I have a question about a retain and a NSString, if I have a method who a return a NSString, and I put the return NSString in a nsstring variable, I must do a retain or not?

NSString *myString = @"";
myString = [self methodWhoReturnString]; // I must do this?
myString = [[self methodWhoReturnString]retain]; // Or I must do this?

The Apple Developer Documentation on Memory Management explains the scenarios where you retain/release objects.

Simply put, if you want the string to stick around, you need to retain it until you're finished with it. If that is just the scope of the current function, you can get away without retaining it as if the string is already autorelease'd (likely) it won't get released until your function finishes and the current AutoReleasePool is purged.

Bear in mind that an NSString * could actually be pointing to an NSMutableString *. If it matters to you if the string is changed by some other function without you realizing, be sure to copy it: NSString * myCopyOfString = [mystring copy];

If the string is set to autorelease, which it most likely is, then yes you will need to retain it somehow. I would suggest doing this though:

myString = [[self methodWhoReturnString] copy];

this ensures you have retained the data in the string not just a reference to a string that might still be controlled elsewhere. Be sure you release your copy later!

Any method that has alloc , new or copy in it automatically retains and infers that you have ownership of the object. All others shouldn't. It would be helpful if you had more context though. If we are in a contained method where this string is used briefly, then you probably don't need to retain. If it is going to be used for a while, you might want to use the @synthesize syntax to make it a property of the class you are in. When you use @property and @synthesize and call something like self.myProperty = something it will automatically retain.

Usually, methodWhoReturnString would return an autoreleased string, which means you should retain it if you want to keep it around.

So, if methodWhoReturnString is your method, I believe that to keep with convention you should return [stringToReturn autorelease]; from that method, and then retain it if you want to keep it.

You use retain if you're going to be using myString at a later point in time (ie after the current method has returned) to prevent it being autoreleased.

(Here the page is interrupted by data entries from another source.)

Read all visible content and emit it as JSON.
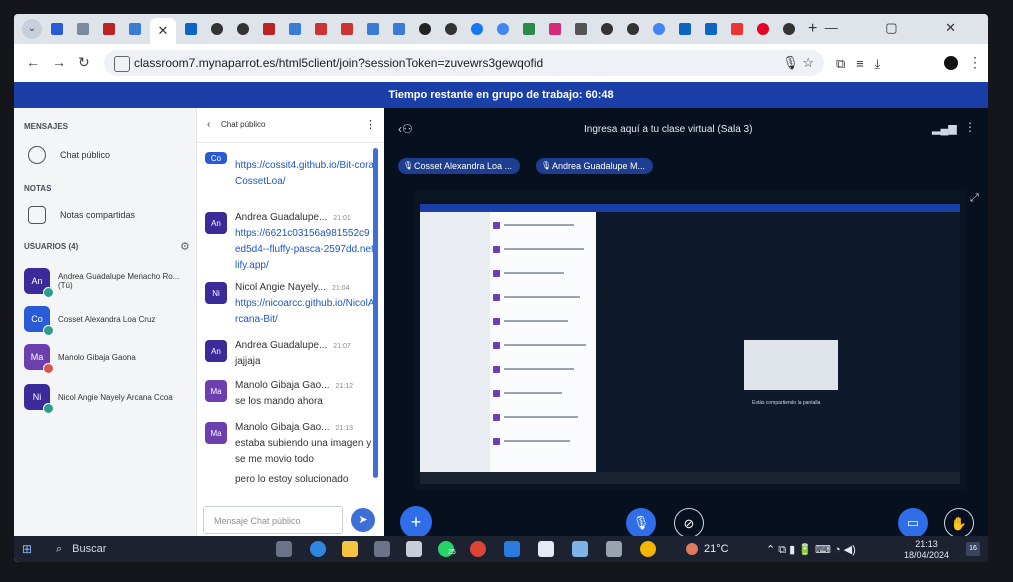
{
  "browser": {
    "url": "classroom7.mynaparrot.es/html5client/join?sessionToken=zuvewrs3gewqofid",
    "tab_close": "✕",
    "new_tab": "+",
    "window_controls": "—   ▢   ✕"
  },
  "banner": {
    "text": "Tiempo restante en grupo de trabajo: 60:48"
  },
  "sidebar": {
    "messages_title": "MENSAJES",
    "public_chat_label": "Chat público",
    "notes_title": "NOTAS",
    "shared_notes_label": "Notas compartidas",
    "users_title": "USUARIOS (4)",
    "users": [
      {
        "initials": "An",
        "name": "Andrea Guadalupe Menacho Ro... (Tú)",
        "color": "#3a2a9a"
      },
      {
        "initials": "Co",
        "name": "Cosset Alexandra Loa Cruz",
        "color": "#2a5bd7"
      },
      {
        "initials": "Ma",
        "name": "Manolo Gibaja Gaona",
        "color": "#6c3fb0"
      },
      {
        "initials": "Ni",
        "name": "Nicol Angie Nayely Arcana Ccoa",
        "color": "#3a2a9a"
      }
    ]
  },
  "chat": {
    "title": "Chat público",
    "input_placeholder": "Mensaje Chat público",
    "messages": [
      {
        "initials": "Co",
        "name": "",
        "time": "",
        "text": "https://cossit4.github.io/Bit-coraCossetLoa/",
        "link": true
      },
      {
        "initials": "An",
        "name": "Andrea Guadalupe...",
        "time": "21:01",
        "text": "https://6621c03156a981552c9ed5d4--fluffy-pasca-2597dd.netlify.app/",
        "link": true
      },
      {
        "initials": "Ni",
        "name": "Nicol Angie Nayely...",
        "time": "21:04",
        "text": "https://nicoarcc.github.io/NicolArcana-Bit/",
        "link": true
      },
      {
        "initials": "An",
        "name": "Andrea Guadalupe...",
        "time": "21:07",
        "text": "jajjaja",
        "link": false
      },
      {
        "initials": "Ma",
        "name": "Manolo Gibaja Gao...",
        "time": "21:12",
        "text": "se los mando ahora",
        "link": false
      },
      {
        "initials": "Ma",
        "name": "Manolo Gibaja Gao...",
        "time": "21:13",
        "text": "estaba subiendo una imagen y se me movio todo",
        "text2": "pero lo estoy solucionado",
        "link": false
      }
    ]
  },
  "main": {
    "room_title": "Ingresa aquí a tu clase virtual (Sala 3)",
    "presenters": [
      "Cosset Alexandra Loa ...",
      "Andrea Guadalupe M..."
    ],
    "nested_label": "Estás compartiendo la pantalla"
  },
  "taskbar": {
    "search_label": "Buscar",
    "weather": "21°C",
    "time": "21:13",
    "date": "18/04/2024",
    "notifications": "16",
    "whatsapp_badge": "25"
  },
  "colors": {
    "accent": "#2f6ee8",
    "banner": "#1b3fa8",
    "link": "#1a57c6"
  }
}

You don't need to use retain if it's just a temporary variable used within the current method, since in that case you do want it to be autoreleased.

One special case is properties. If you call self.blah = foo , you don't need to retain foo, since the setBlah: method should do it for you.

(there's a whole load of other complexities and edge cases, but this is a good rule of thumb to get you started on understanding what to do)

Given the code you provided, you shouldn't call -retain . In your example, the return value of a method that returns an instance of NSString is assigned to myString , an automatic local variable. If the assignment had been made to an instance variable or a static variable, you would want to call either retain or copy to guarantee that the reference remains valid beyond the end of the local scope.

In this case though, the reference to the NSString instance is stored in a variable that will be destroyed automatically at the end of the local scope, so your code needn't concern itself with the object's lifetime.